A band performs during the gala for the Museum of the Marine aboard Marine Corps Base Camp Lejeune Oct. 6. The event was a fundraiser for the museum and featured two auctions along with dinner, and Olympic gold medalist Dan Jansen as the keynote speaker. (Official Marine Corps photo by Lance Cpl. Scott W. Whiting)

Photo by Lance Cpl. Scott W. Whiting

Gala raises money for future museum

6 Oct 2012 | Lance Cpl. Scott W. Whiting

Organizations hoping to raise money for the Museum of the Marine hosted a gala celebrating some of America’s heroes at Marston Pavilion aboard Marine Corps Base Camp Lejeune Oct. 6.

The formal event consisted of a silent auction, a dinner, a keynote speaker, a live auction, and an update on the museum’s progess.

Located in Jacksonville, the Museum of the Marine’s mission will be to tell the story of the unique contributions Marines made throughout their history in the Carolinas.

Distinguished guests included Dennis Cadigan, Ted Britton, Sgt. Maj. Raymond Mackay and Master Gunnery Sgt. James McEniry.

Cadigan was blinded while serving in the Marine Corps in Vietnam. He later earned a doctorate in clinical psychology and worked in the field for 37 years.

Britton is one of the original Montford Point Marines, an ambassador to Barbados, and a Congressional Gold Medal recipient.

Mackay served in the Marine Corps for 29 years and lost his legs while in Afghanistan. He leads and inspires Marines who rehabilitate at Walter Reed National Military Medical Center.

McEniry is a reservist and a New York Police Department officer who was a first responder during the 9/11 attacks.

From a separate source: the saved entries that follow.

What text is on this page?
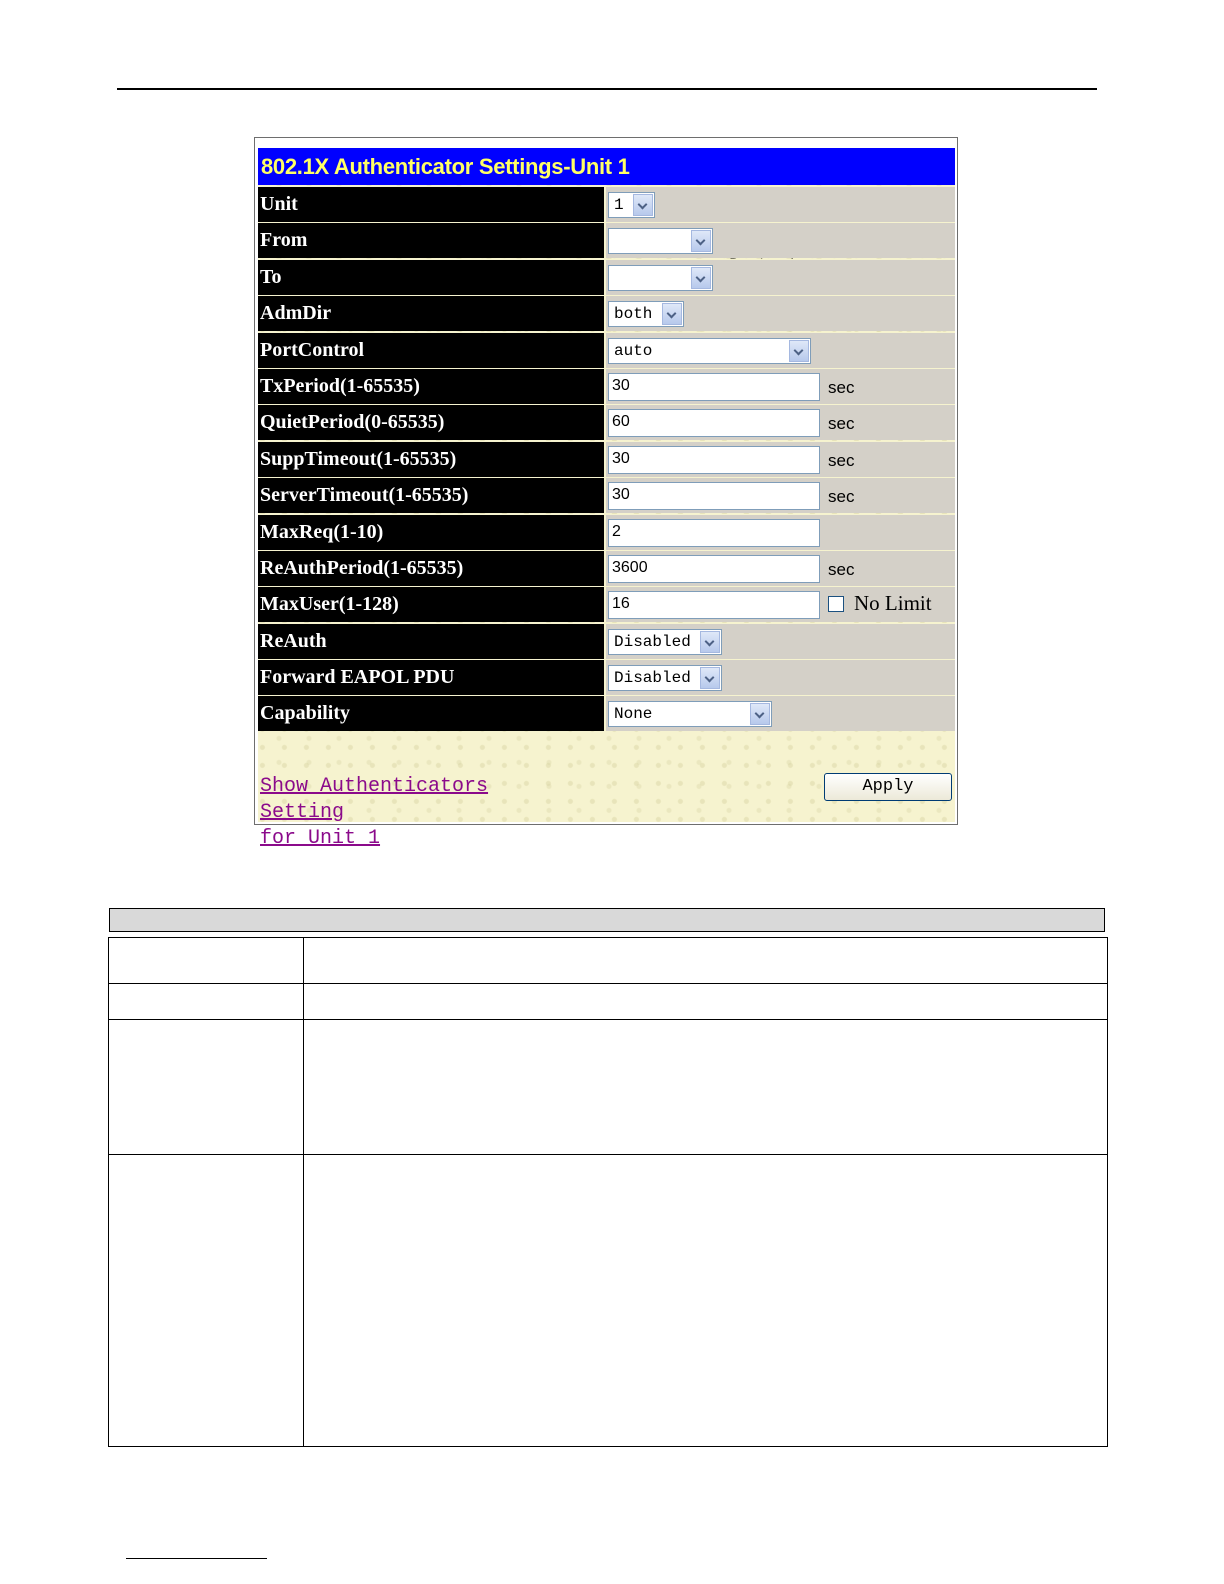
802.1X Authenticator Settings-Unit 1
Unit	1
From

To

AdmDir	both
PortControl	auto
TxPeriod(1-65535)	30	sec
QuietPeriod(0-65535)	60	sec
SuppTimeout(1-65535)	30	sec
ServerTimeout(1-65535)	30	sec
MaxReq(1-10)	2
ReAuthPeriod(1-65535)	3600	sec
MaxUser(1-128)	16	No Limit
ReAuth	Disabled
Forward EAPOL PDU	Disabled
Capability	None
Show Authenticators Setting
for Unit 1
Apply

Dan Jansen was the featured keynote speaker at the dinner. Jansen was an Olympic speed skater, and he competed in three Games. He told guests in attendance about his uphill battle and struggles that eventually propelled him to win a gold medal in the final Olympic race of his career.

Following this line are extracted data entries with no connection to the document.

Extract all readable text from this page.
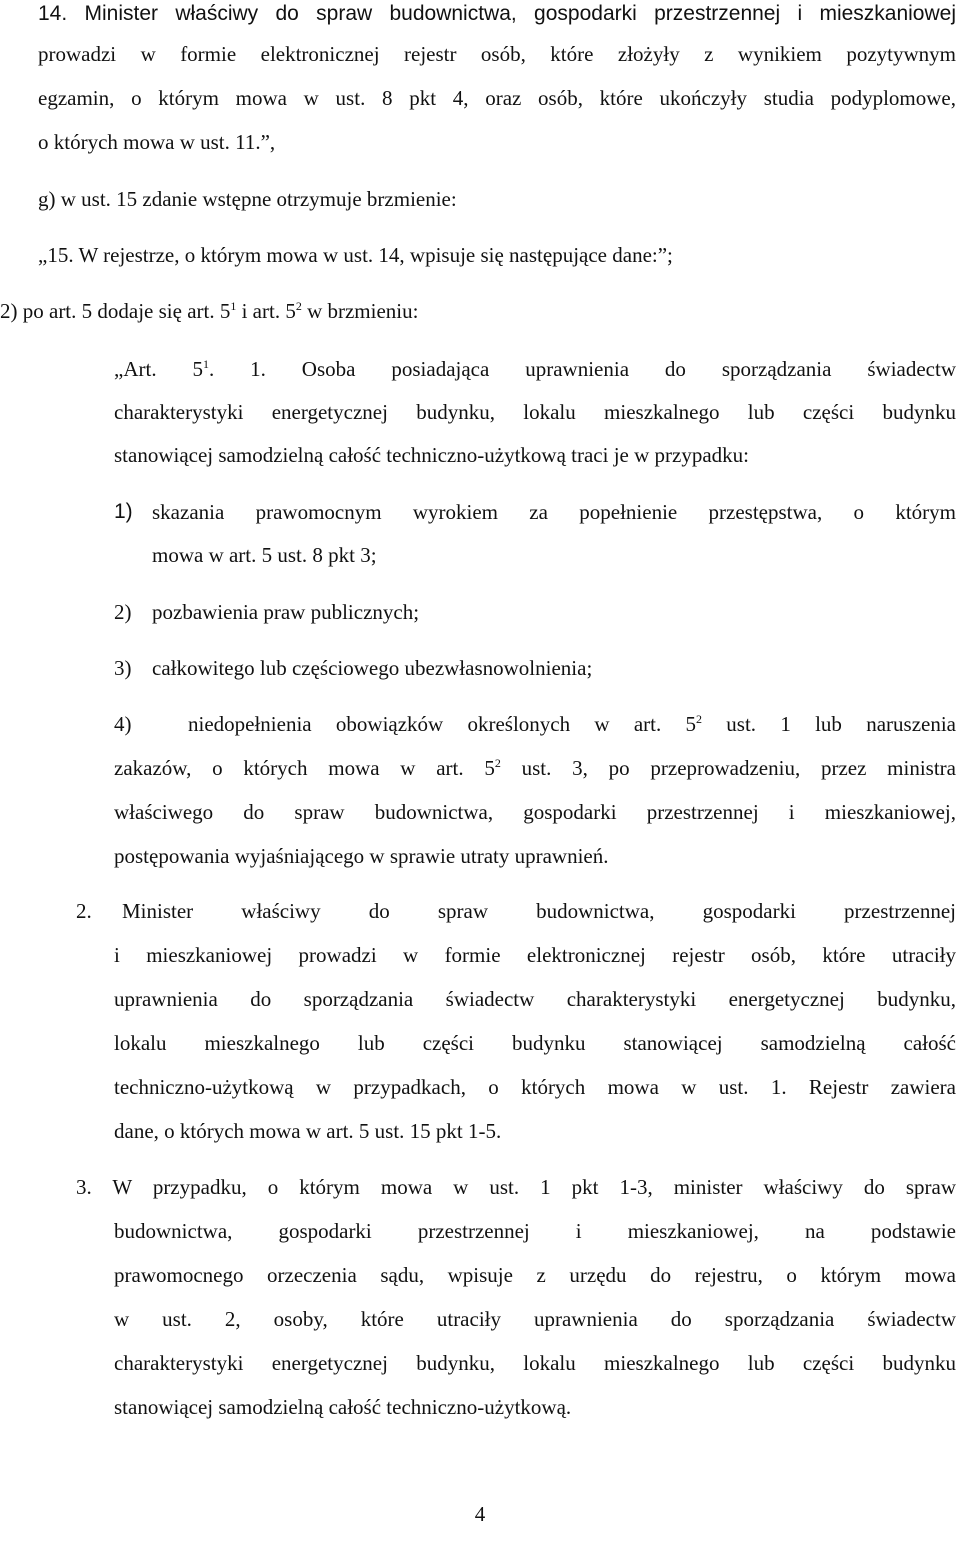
14. Minister właściwy do spraw budownictwa, gospodarki przestrzennej i mieszkaniowej
prowadzi w formie elektronicznej rejestr osób, które złożyły z wynikiem pozytywnym
egzamin, o którym mowa w ust. 8 pkt 4, oraz osób, które ukończyły studia podyplomowe,
o których mowa w ust. 11.”,
g) w ust. 15 zdanie wstępne otrzymuje brzmienie:
„15. W rejestrze, o którym mowa w ust. 14, wpisuje się następujące dane:”;
2) po art. 5 dodaje się art. $5^1$ i art. $5^2$ w brzmieniu:
„Art. $5^1$. 1. Osoba posiadająca uprawnienia do sporządzania świadectw
charakterystyki energetycznej budynku, lokalu mieszkalnego lub części budynku
stanowiącej samodzielną całość techniczno-użytkową traci je w przypadku:
1) skazania prawomocnym wyrokiem za popełnienie przestępstwa, o którym
mowa w art. 5 ust. 8 pkt 3;
2) pozbawienia praw publicznych;
3) całkowitego lub częściowego ubezwłasnowolnienia;
4)	niedopełnienia obowiązków określonych w art. $5^2$ ust. 1 lub naruszenia
zakazów, o których mowa w art. $5^2$ ust. 3, po przeprowadzeniu, przez ministra
właściwego do spraw budownictwa, gospodarki przestrzennej i mieszkaniowej,
postępowania wyjaśniającego w sprawie utraty uprawnień.
2. Minister właściwy do spraw budownictwa, gospodarki przestrzennej
i mieszkaniowej prowadzi w formie elektronicznej rejestr osób, które utraciły
uprawnienia do sporządzania świadectw charakterystyki energetycznej budynku,
lokalu mieszkalnego lub części budynku stanowiącej samodzielną całość
techniczno-użytkową w przypadkach, o których mowa w ust. 1. Rejestr zawiera
dane, o których mowa w art. 5 ust. 15 pkt 1-5.
3. W przypadku, o którym mowa w ust. 1 pkt 1-3, minister właściwy do spraw
budownictwa, gospodarki przestrzennej i mieszkaniowej, na podstawie
prawomocnego orzeczenia sądu, wpisuje z urzędu do rejestru, o którym mowa
w ust. 2, osoby, które utraciły uprawnienia do sporządzania świadectw
charakterystyki energetycznej budynku, lokalu mieszkalnego lub części budynku
stanowiącej samodzielną całość techniczno-użytkową.
4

“My story is not about the victory at the end of the road,” said Jansen. “It’s about the journey. Improving your weakness in life will also improve your strengths.”

Jansen explained how he participated in the 500-meter and 1000-meter races, but he was much better at the 500. After some personal struggles with the death of his sister and professional disappointments, Jansen kept working in the off-season. He worked to improve his ability to race in the 1000-meter event, eventually winning gold.

“Jansen’s story is about overcoming struggles and getting to where he wants to be,” said retired Col. Bruce Gombar, chairman of the Board of Directors for the Museum of the Marine. “The museum parallels this journey in the sense that we were hoping for this for a long time now, and our hard work is going to pay off very soon.”

Gombar announced construction for the museum will start by the end of this year.